AWS Certified Advanced Networking – Specialty (ANS-C00) — Question 47
Your organization needs to resolve DNS entries stored in an Amazon Route 53 private zone `awscloud:internal` from the corporate network. An AWS Direct
Connect connection with a private virtual interface is configured to provide access to a VPC with the CIDR block 192.168.0.0/16. A DNS Resolver (BIND) is configured on an Amazon Elastic Compute Cloud (EC2) instance with the IP address 192.168.10.5 within the VPC. The DNS Resolver has standard root server hints configured and conditional forwarding for `awscloud.internal` to the IP address 192.168.0.2.
From your PC on the corporate network, you query the DNS server at 192.168.10.5 for www.amazon.com.
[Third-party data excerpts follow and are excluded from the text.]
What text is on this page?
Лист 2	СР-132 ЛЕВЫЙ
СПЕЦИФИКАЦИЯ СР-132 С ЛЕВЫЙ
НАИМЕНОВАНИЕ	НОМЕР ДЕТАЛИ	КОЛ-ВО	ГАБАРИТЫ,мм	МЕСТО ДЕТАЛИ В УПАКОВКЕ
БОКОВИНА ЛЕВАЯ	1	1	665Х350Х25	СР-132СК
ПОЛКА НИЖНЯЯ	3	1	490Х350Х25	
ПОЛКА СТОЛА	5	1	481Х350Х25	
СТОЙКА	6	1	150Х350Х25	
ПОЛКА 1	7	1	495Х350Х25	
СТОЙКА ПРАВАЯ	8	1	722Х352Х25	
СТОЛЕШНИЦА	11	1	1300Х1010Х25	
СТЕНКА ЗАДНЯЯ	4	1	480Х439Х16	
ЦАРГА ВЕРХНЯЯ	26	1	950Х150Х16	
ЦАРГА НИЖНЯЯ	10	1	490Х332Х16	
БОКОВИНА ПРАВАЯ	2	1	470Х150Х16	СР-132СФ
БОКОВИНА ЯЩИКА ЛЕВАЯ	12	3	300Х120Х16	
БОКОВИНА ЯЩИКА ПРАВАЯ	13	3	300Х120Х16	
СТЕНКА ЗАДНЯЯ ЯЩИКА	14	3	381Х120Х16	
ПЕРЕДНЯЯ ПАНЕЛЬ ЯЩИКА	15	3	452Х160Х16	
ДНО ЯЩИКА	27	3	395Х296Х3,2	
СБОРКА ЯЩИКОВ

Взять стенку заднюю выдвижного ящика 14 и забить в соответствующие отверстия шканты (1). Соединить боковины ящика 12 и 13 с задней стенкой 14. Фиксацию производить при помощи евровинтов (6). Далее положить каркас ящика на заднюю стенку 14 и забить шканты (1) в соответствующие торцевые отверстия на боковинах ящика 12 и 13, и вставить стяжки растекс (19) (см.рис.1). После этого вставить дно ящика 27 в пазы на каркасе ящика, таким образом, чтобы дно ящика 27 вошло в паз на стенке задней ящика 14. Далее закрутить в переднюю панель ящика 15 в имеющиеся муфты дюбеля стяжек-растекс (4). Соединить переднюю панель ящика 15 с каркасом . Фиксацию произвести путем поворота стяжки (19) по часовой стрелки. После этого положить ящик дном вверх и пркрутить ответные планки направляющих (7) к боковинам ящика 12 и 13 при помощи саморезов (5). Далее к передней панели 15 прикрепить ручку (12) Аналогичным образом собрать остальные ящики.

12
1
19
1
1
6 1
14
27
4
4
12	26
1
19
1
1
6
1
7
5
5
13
The query is successful and returns the appropriate response. When you query for `server.awscloud.internal`, the query times out. You receive no response.
How should you enable successful queries for `server.awscloud.internal`?
Answer options
- A. Attach an internet gateway to the VPC and create a default route.
- B. Configure the VPC settings for enableDnsHostnames and enableDnsSupport as True
- C. Relocate the BIND DNS Resolver to the corporate network.
- D. Update the security group for the EC2 instance at 192.168.10.5 to allow UDP Port 53 outbound.
Correct answer: B
Explanation
The correct answer is B because enabling DNS hostnames and support in the VPC settings allows the private DNS zone to resolve correctly. Option A is incorrect as an internet gateway is unnecessary for private DNS resolution. Option C is not a viable solution since the DNS Resolver needs to reside within the VPC to access the private zone. Option D does not address the root cause, which is related to the VPC settings rather than security group configurations.